Le chantage aux alloc’, c’est une vieille lune de la droite, infatigablement portée par l’ineffable Éric Ciotti, et qui jusqu’à présent avait toujours été repoussée. Il s’agit une fois encore de passer un « contrat de responsabilité parentale » entre les parents d’un élève absentéiste et l’école. En cas de récidive, l’Éducation nationale pourrait demander la « suspension du versement de la part des allocations familiales dues au titre de l’enfant en cause »… Un autre projet, encore dans les cartons, prévoit la même peine pour les élèves violents, et nul doute qu’on proposera un jour de l’appliquer à ceux qui ont du mal à suivre en classe. Car la pente est glissante. Ce qui vaudrait ici vaudrait rapidement pour tout…

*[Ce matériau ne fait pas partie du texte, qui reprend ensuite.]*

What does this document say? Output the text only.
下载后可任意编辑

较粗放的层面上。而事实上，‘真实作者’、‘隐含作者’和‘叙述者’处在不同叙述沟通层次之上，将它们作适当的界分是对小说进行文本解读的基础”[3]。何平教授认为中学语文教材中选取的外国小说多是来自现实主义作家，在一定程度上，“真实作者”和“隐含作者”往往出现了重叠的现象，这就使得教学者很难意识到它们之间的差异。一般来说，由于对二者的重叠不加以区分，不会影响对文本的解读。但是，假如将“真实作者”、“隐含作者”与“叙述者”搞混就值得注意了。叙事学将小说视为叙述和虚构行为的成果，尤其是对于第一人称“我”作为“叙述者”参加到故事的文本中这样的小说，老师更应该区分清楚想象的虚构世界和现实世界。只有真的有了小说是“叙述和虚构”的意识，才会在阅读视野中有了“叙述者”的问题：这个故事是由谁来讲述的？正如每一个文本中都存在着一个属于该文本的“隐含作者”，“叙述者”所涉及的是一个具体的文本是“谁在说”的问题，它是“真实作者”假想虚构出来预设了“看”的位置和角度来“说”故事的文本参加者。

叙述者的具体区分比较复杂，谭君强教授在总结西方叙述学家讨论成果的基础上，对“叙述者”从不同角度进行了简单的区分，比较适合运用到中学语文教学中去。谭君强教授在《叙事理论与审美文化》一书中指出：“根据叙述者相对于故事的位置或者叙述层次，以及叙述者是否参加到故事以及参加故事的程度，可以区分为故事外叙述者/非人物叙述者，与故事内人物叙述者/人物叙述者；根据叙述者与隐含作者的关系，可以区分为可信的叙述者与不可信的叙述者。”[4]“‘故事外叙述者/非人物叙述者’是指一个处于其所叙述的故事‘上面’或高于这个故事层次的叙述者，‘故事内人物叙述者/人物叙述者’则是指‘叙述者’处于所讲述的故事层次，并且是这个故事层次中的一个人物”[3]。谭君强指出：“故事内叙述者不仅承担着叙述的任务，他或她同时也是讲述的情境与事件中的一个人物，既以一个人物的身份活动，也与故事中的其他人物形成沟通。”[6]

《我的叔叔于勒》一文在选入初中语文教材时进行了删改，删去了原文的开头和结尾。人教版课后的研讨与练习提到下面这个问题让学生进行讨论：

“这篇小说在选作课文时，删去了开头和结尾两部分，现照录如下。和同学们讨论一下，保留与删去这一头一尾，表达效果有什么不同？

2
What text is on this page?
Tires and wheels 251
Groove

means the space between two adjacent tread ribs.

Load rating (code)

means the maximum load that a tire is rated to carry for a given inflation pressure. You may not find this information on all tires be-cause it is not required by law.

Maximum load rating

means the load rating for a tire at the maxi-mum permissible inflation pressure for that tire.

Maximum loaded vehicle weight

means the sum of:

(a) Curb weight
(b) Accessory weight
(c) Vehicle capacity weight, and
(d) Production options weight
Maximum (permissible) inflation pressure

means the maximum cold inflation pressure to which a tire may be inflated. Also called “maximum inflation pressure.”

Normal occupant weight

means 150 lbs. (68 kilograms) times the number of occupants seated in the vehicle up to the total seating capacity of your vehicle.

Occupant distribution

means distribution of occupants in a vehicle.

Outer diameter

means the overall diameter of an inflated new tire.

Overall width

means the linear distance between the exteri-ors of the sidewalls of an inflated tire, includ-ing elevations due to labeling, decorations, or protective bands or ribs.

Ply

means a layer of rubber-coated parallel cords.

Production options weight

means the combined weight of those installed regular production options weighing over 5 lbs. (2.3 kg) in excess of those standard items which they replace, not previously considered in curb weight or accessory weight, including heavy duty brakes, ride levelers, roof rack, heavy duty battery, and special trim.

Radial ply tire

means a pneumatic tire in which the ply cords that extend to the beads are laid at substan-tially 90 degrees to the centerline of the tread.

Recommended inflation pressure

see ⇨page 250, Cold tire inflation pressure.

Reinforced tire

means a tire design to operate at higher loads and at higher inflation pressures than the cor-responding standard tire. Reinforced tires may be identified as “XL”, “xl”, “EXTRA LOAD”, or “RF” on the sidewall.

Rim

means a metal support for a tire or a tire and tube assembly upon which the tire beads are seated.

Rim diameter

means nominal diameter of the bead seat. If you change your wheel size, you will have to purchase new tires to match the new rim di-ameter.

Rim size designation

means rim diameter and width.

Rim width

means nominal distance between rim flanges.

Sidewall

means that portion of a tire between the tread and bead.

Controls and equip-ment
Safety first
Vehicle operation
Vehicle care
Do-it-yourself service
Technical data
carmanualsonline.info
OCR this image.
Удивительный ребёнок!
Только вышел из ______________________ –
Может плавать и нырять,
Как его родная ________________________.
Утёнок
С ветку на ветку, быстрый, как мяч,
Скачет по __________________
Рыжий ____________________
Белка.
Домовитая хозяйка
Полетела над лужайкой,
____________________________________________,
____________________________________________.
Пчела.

Cette pétition de principe légèrement démente, selon laquelle la répression de la famille serait un encouragement à l’assiduité scolaire des enfants, n’aboutirait qu’à piétiner des familles à faibles ressources, soumises ainsi à double peine. Elle alimenterait également une double haine : celle de l’école qui humilie, celle de la société qui méprise. Elle banaliserait surtout une conception étrange de la « citoyenneté », ramenée à une somme de « contrats » dont l’essence est d’ouvrir une négociation permanente et particulièrement asymétrique autour des droits fondamentaux qui, comme leur nom l’indique, ne sont justement pas négociables. Comme par exemple le droit à l’éducation. Même en faisant preuve d’une grande confiance, il serait sans doute judicieux de retarder le retour de Perseverance sur Terre. En attendant que le ciel s’éclaircisse.